TECH BYTE: Don’t Fall for Political Texting Scams
CHATTANOOGA, Tenn. (WDEF) — The mid-term election is almost here, which means our phones are blowing up with political texts.
Yes, they’re annoying, and some could even be scams.
But there are things you can do to keep from falling for them.
If you’ve been bombarded with political texts lately, you’re not alone.
iconectiv VP George Cray says it’s an easy way to reach people.
“We see that playing out as opposed to, let’s say, voice calls or e-mails. They’re choosing to use text,” Cray said. “The problem is many texts come across with just that 10 digit number that you have no clue who the sender is. And really, there is no way to validate whether it should be trusted.”
That’s why scammers are now taking advantage of our love for texting.
More of them are posing as candidates and campaigns.
According to iconectiv, Americans lost $86 million last election cycle from texting scams.
Cray believes this year might not be any better. There’s a good response rate with texting.
“The only reason I would say it probably is worse is the amount of texting being used by scammers has gone up,” he said. “How successful they are at actually defrauding the U.S. population, I don’t know. But my sense of them kind of shifting to texting is definitely a trend that we’ve seen, and a lot of that is because they’re working so hard to block robocalls and so many other mechanisms.”
So how do we keep from getting scammed then?
Cray says to be wary of any texts you get from senders not in your contacts.
“Even if you like the text and its content, if you don’t know the sender, I really wouldn’t want to be reacting via that message in chat,” Cray said. “I’d want to go outside of that to validate. Was the link that was provided really the website for the candidate, or are they just trying to redirect you to, you know, effectively a scam?”
And it’s not always money scammers are after. It’s also important to watch out for misinformation.
“Maybe to tell you that the polling place changed and they would never text you with that information, but they’re trying to maybe keep you from voting.

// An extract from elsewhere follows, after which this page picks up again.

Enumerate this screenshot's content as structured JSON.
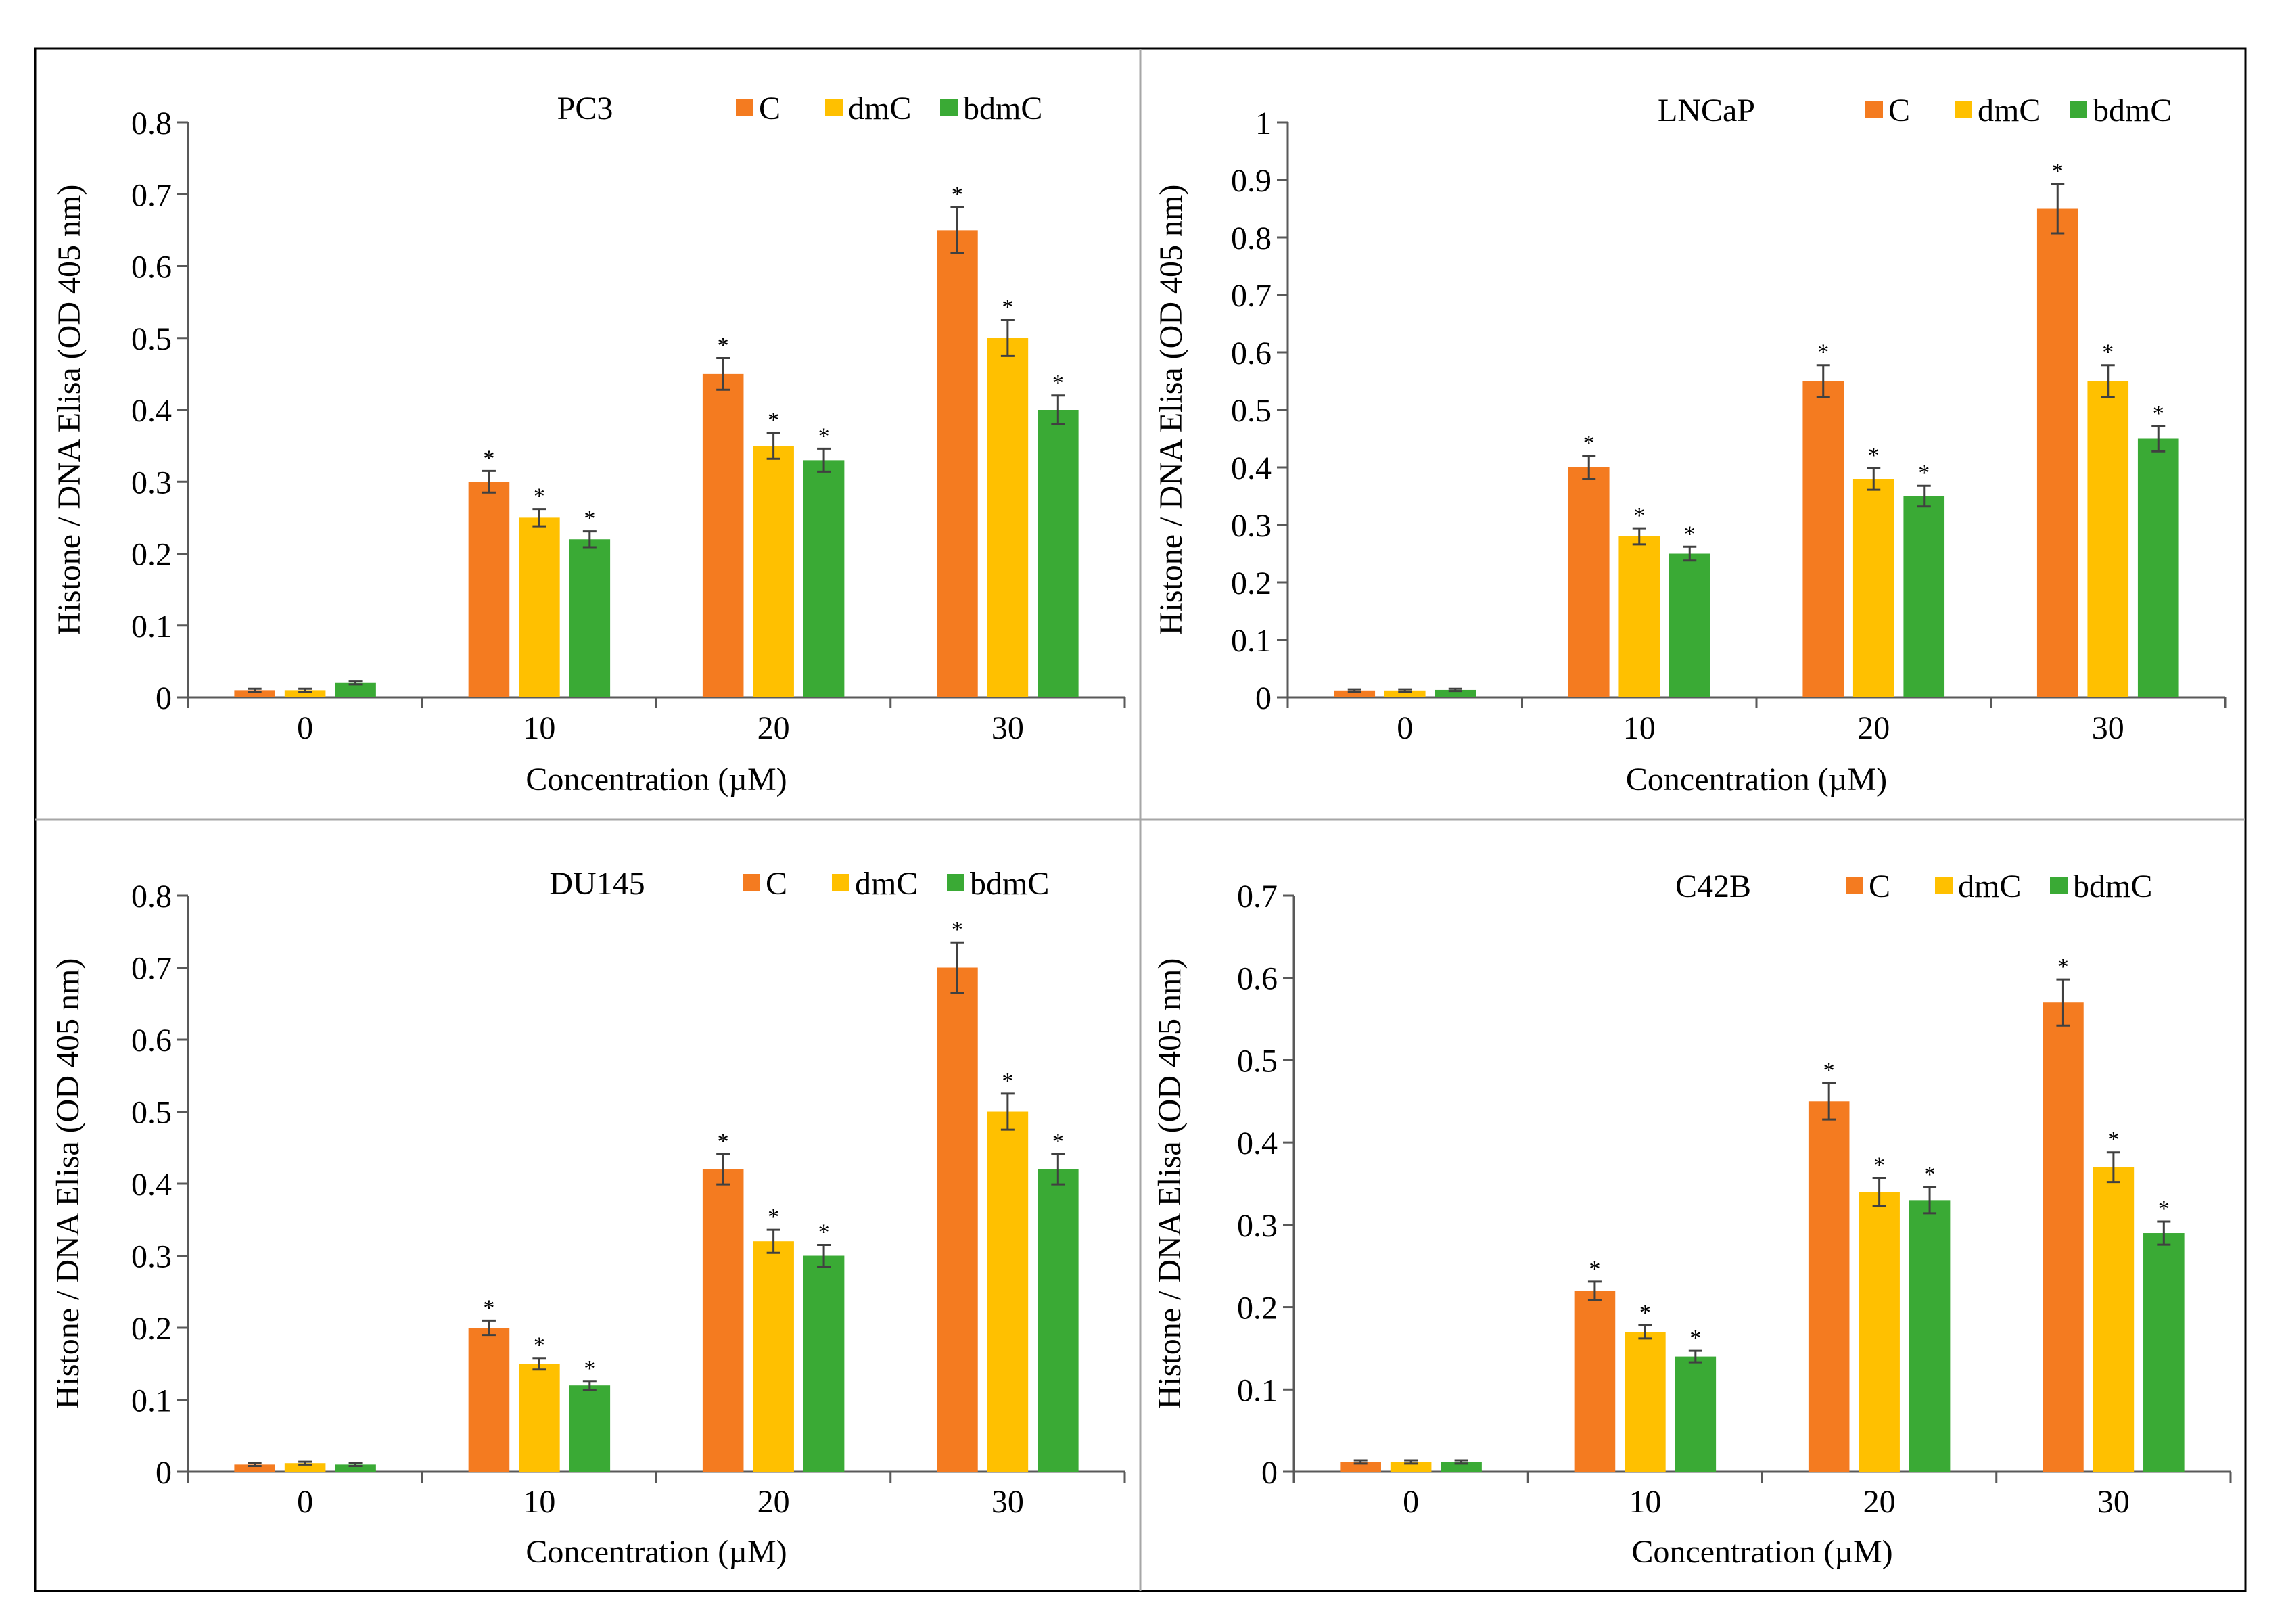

So there’s all different things that may be happening, which is why you should be wary and not just assume it’s coming from a believable source.”
Cray also advises not to click on any links sent in a text from an unknown sender, since it’s possible they could download a virus onto your phone.
“Whether, again, it’s identity fraud, whether it’s stealing money or whether it’s just, as you said, some sort of virus that could infect your phone, all of these would end up costing you dearly,” he said.
If you get a text that looks suspicious, Cray says it’s easy to report it to the CTIA. Just text 7726, or SPAM.
Some other tips? Don’t engage or respond.
Cray says it’s best to just ignore the message or phone call altogether.
It also doesn’t hurt to block the number, and delete the message from your phone.
It’s one less person trying to scam you.